While Alibaba chose to list on the New York Stock Exchange rather than the Hong Kong Exchange, it has limited operations in the U.S. market. One of the reasons for the choice is that the Hong Kong Exchange demands that all shareholders get only one vote per share.

The company’s main focus going forward likely will be providing a marketplace for foreign ecommerce merchants and brands to sell to the rapidly expanding Chinese online market. It is, however, taking cautious first steps in entering the American market, going up against eBay as a first step. Earlier this year, Alibaba invested in a Silicon Valley start-up named 11 Main that went live in June. 11 Main is a more upscale version of eBay that is trying to attract a younger, more affluent customer. It also offers ecommerce merchants more favorable terms than eBay, charging a 3.5 percent commission versus eBay’s 10 percent. 11 Main solicits merchants by invitation only, focusing on specialty shops, boutiques and one-of-a-kind items.
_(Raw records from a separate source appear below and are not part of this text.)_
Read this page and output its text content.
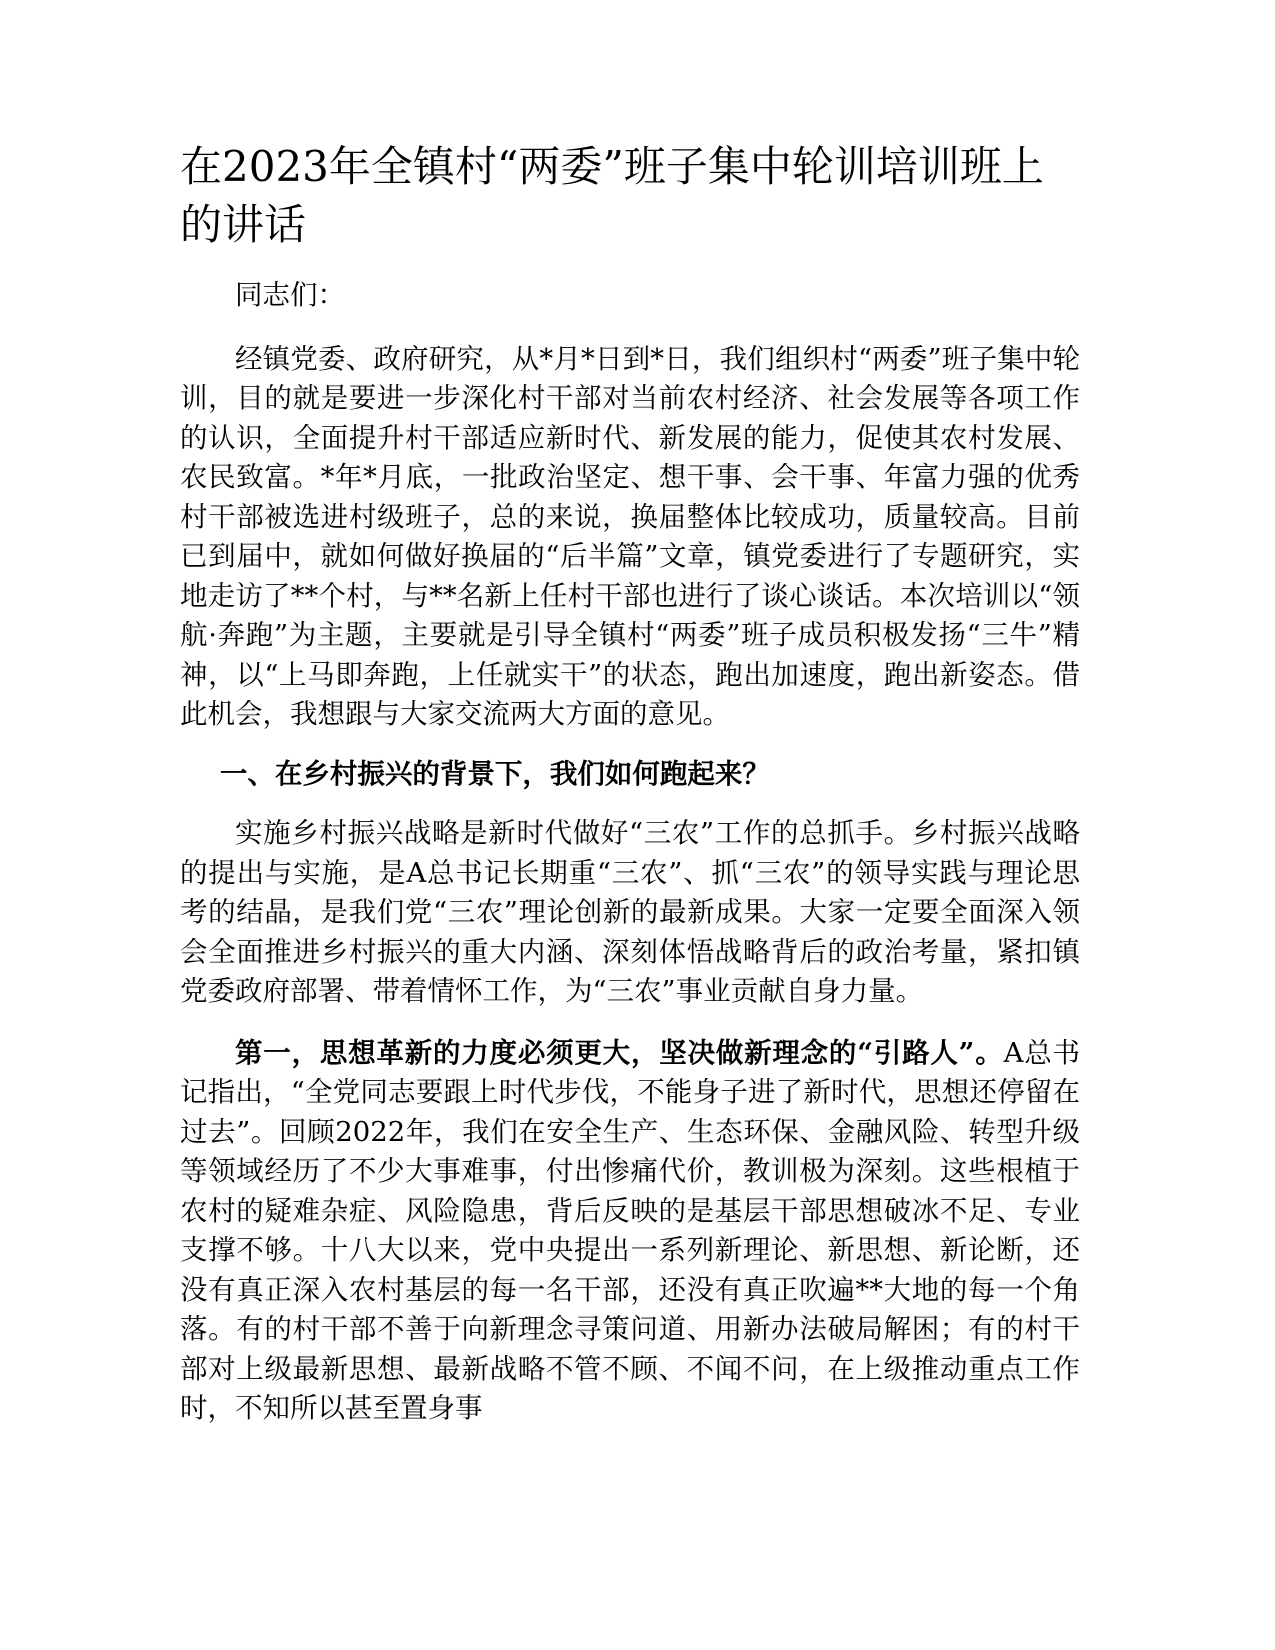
在2023年全镇村“两委”班子集中轮训培训班上的讲话

同志们：

经镇党委、政府研究，从*月*日到*日，我们组织村“两委”班子集中轮训，目的就是要进一步深化村干部对当前农村经济、社会发展等各项工作的认识，全面提升村干部适应新时代、新发展的能力，促使其农村发展、农民致富。*年*月底，一批政治坚定、想干事、会干事、年富力强的优秀村干部被选进村级班子，总的来说，换届整体比较成功，质量较高。目前已到届中，就如何做好换届的“后半篇”文章，镇党委进行了专题研究，实地走访了**个村，与**名新上任村干部也进行了谈心谈话。本次培训以“领航·奔跑”为主题，主要就是引导全镇村“两委”班子成员积极发扬“三牛”精神，以“上马即奔跑，上任就实干”的状态，跑出加速度，跑出新姿态。借此机会，我想跟与大家交流两大方面的意见。

一、在乡村振兴的背景下，我们如何跑起来？

实施乡村振兴战略是新时代做好“三农”工作的总抓手。乡村振兴战略的提出与实施，是A总书记长期重“三农”、抓“三农”的领导实践与理论思考的结晶，是我们党“三农”理论创新的最新成果。大家一定要全面深入领会全面推进乡村振兴的重大内涵、深刻体悟战略背后的政治考量，紧扣镇党委政府部署、带着情怀工作，为“三农”事业贡献自身力量。

第一，思想革新的力度必须更大，坚决做新理念的“引路人”。A总书记指出，“全党同志要跟上时代步伐，不能身子进了新时代，思想还停留在过去”。回顾2022年，我们在安全生产、生态环保、金融风险、转型升级等领域经历了不少大事难事，付出惨痛代价，教训极为深刻。这些根植于农村的疑难杂症、风险隐患，背后反映的是基层干部思想破冰不足、专业支撑不够。十八大以来，党中央提出一系列新理论、新思想、新论断，还没有真正深入农村基层的每一名干部，还没有真正吹遍**大地的每一个角落。有的村干部不善于向新理念寻策问道、用新办法破局解困；有的村干部对上级最新思想、最新战略不管不顾、不闻不问，在上级推动重点工作时，不知所以甚至置身事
Scot Wingo, CEO of ChannelAdvisor, an ecommerce solutions provider, points out that Alibaba opened a business development office in Silicon Valley in 2013 and is looking for more technology companies to invest in.

Alibaba had already taken on eBay in China, when it introduced Taobao in 2003. eBay operated in China with a Chinese partner, EachNet. By offering its services for free, Alibaba forced eBay out of the Chinese market in two years.

Challenge to Amazon?

Alibaba is the only ecommerce player that could challenge Amazon for supremacy in the third-party marketplace arena. Many merchants who sell products via Amazon are unhappy with some of the changes and increased fees that Amazon has imposed over the past few years and would welcome a competing marketplace. However, many analysts believe that because the growth potential in China is still enormous, the company will focus on that market for the foreseeable future. Interestingly, Alibaba’s percentage of international (outside of China) sales has actually dropped over the past few years because growth in China has been so explosive. Alibaba has 80 percent of the ecommerce market in China.
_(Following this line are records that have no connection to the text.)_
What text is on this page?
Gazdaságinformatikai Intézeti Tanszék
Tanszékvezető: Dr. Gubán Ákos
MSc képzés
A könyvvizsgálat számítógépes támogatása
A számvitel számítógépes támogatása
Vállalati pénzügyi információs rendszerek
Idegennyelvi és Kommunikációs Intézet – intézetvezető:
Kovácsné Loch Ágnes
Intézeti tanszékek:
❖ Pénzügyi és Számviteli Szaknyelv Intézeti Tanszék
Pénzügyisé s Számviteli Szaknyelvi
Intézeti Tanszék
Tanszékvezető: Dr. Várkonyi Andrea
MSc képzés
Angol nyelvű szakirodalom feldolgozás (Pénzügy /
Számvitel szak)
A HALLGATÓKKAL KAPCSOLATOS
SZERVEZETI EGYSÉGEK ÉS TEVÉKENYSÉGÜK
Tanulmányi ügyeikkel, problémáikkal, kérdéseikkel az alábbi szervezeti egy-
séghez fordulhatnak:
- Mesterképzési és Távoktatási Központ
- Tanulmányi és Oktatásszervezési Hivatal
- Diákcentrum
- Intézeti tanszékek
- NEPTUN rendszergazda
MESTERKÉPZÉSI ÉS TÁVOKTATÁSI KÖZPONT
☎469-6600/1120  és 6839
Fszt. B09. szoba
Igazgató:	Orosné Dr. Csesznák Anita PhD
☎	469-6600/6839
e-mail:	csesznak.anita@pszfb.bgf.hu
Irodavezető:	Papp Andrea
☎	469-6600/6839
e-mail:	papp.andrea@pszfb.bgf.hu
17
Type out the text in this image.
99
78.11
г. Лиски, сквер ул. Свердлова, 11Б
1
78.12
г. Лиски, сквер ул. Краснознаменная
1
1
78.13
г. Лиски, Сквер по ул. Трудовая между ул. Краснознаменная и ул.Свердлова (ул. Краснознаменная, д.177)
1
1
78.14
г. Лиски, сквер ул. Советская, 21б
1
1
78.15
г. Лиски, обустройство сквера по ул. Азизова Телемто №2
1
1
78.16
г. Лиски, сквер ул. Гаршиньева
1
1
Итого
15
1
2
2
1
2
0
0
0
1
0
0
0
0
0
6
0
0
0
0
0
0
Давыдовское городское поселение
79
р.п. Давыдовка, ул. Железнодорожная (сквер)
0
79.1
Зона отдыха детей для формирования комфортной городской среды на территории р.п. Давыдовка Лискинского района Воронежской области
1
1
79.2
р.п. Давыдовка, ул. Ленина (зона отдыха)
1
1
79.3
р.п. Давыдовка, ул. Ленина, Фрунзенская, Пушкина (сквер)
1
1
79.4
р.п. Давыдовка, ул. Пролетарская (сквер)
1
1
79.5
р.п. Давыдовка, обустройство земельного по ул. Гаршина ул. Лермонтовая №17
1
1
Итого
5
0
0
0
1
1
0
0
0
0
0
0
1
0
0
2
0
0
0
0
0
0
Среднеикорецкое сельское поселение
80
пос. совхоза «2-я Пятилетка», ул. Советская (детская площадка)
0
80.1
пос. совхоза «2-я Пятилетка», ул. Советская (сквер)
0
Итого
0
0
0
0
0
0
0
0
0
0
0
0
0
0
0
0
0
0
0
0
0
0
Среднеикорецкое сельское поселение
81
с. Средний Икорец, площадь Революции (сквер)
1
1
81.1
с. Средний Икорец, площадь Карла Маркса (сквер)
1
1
Alibaba already sells to consumers around the world via AliExpress, which lets manufacturers sell directly to consumers. It now contributes ten percent to company revenues but is growing rapidly. As I noted in a previous article, Alibaba is purchasing stakes in ecommerce companies such as ShopRunner as well as mobile technology companies, to improve the shopping experience in China.
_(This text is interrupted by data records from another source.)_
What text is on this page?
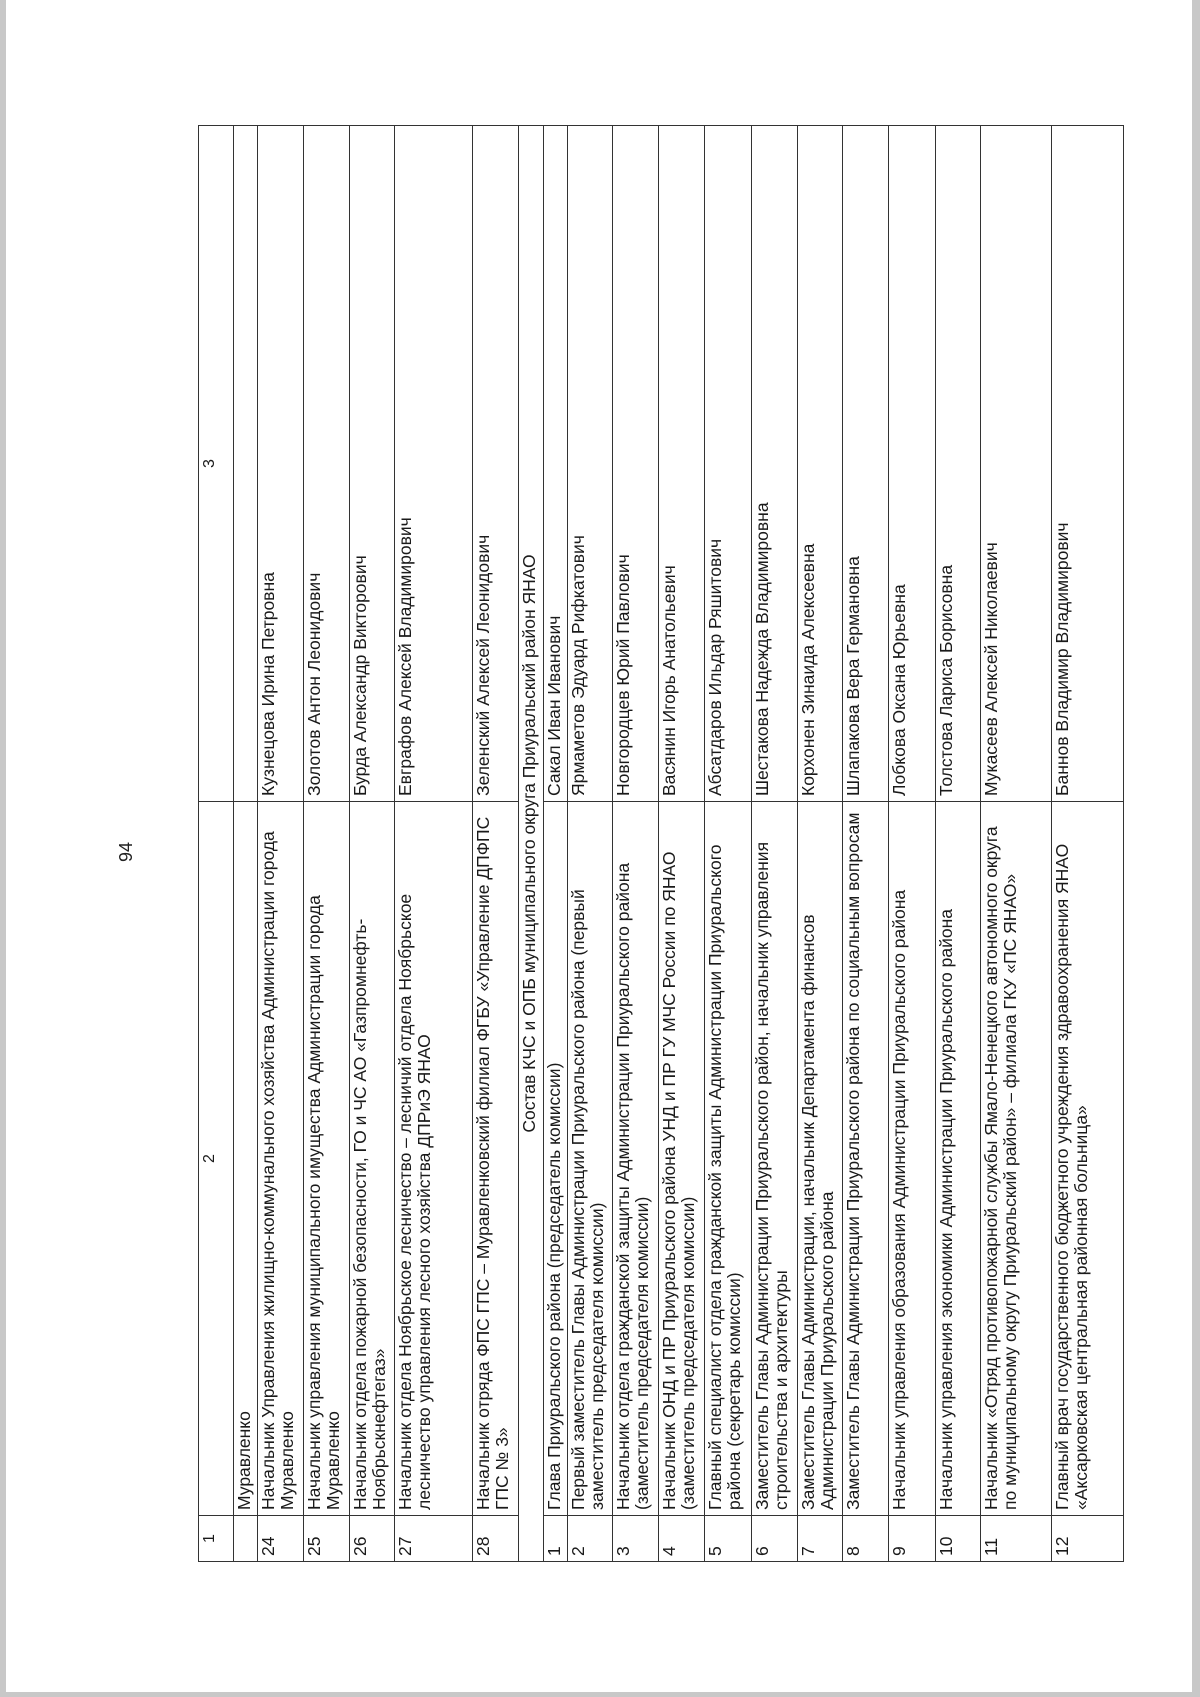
94
1	2	3
	Муравленко	
24	Начальник Управления жилищно-коммунального хозяйства Администрации города Муравленко	Кузнецова Ирина Петровна
25	Начальник управления муниципального имущества Администрации города Муравленко	Золотов Антон Леонидович
26	Начальник отдела пожарной безопасности, ГО и ЧС АО «Газпромнефть-Ноябрьскнефтегаз»	Бурда Александр Викторович
27	Начальник отдела Ноябрьское лесничество – лесничий отдела Ноябрьское лесничество управления лесного хозяйства ДПРиЭ ЯНАО	Евграфов Алексей Владимирович
28	Начальник отряда ФПС ГПС – Муравленковский филиал ФГБУ «Управление ДПФПС ГПС № 3»	Зеленский Алексей Леонидович
Состав КЧС и ОПБ муниципального округа Приуральский район ЯНАО		
1	Глава Приуральского района (председатель комиссии)	Сакал Иван Иванович
2	Первый заместитель Главы Администрации Приуральского района (первый заместитель председателя комиссии)	Ярмаметов Эдуард Рифкатович
3	Начальник отдела гражданской защиты Администрации Приуральского района (заместитель председателя комиссии)	Новгородцев Юрий Павлович
4	Начальник ОНД и ПР Приуральского района УНД и ПР ГУ МЧС России по ЯНАО (заместитель председателя комиссии)	Васянин Игорь Анатольевич
5	Главный специалист отдела гражданской защиты Администрации Приуральского района (секретарь комиссии)	Абсатдаров Ильдар Ряшитович
6	Заместитель Главы Администрации Приуральского район, начальник управления строительства и архитектуры	Шестакова Надежда Владимировна
7	Заместитель Главы Администрации, начальник Департамента финансов Администрации Приуральского района	Корхонен Зинаида Алексеевна
8	Заместитель Главы Администрации Приуральского района по социальным вопросам	Шлапакова Вера Германовна
9	Начальник управления образования Администрации Приуральского района	Лобкова Оксана Юрьевна
10	Начальник управления экономики Администрации Приуральского района	Толстова Лариса Борисовна
11	Начальник «Отряд противопожарной службы Ямало-Ненецкого автономного округа по муниципальному округу Приуральский район» – филиала ГКУ «ПС ЯНАО»	Мукасеев Алексей Николаевич
12	Главный врач государственного бюджетного учреждения здравоохранения ЯНАО «Аксарковская центральная районная больница»	Баннов Владимир Владимирович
Jack Ma, Alibaba’s founder and CEO, is committed to “helping the little guy,” according to Wingo. Alibaba is “merchant friendly and offer lots of tools for small merchants.”

While it may take awhile for Alibaba to expand in the U.S., it will play a leading role in cross border commerce. Chinese merchants are eager to sell their goods globally and Chinese consumers want better quality western goods. Alibaba’s sheer size and rapid growth will make it one of the most watched companies for years to come.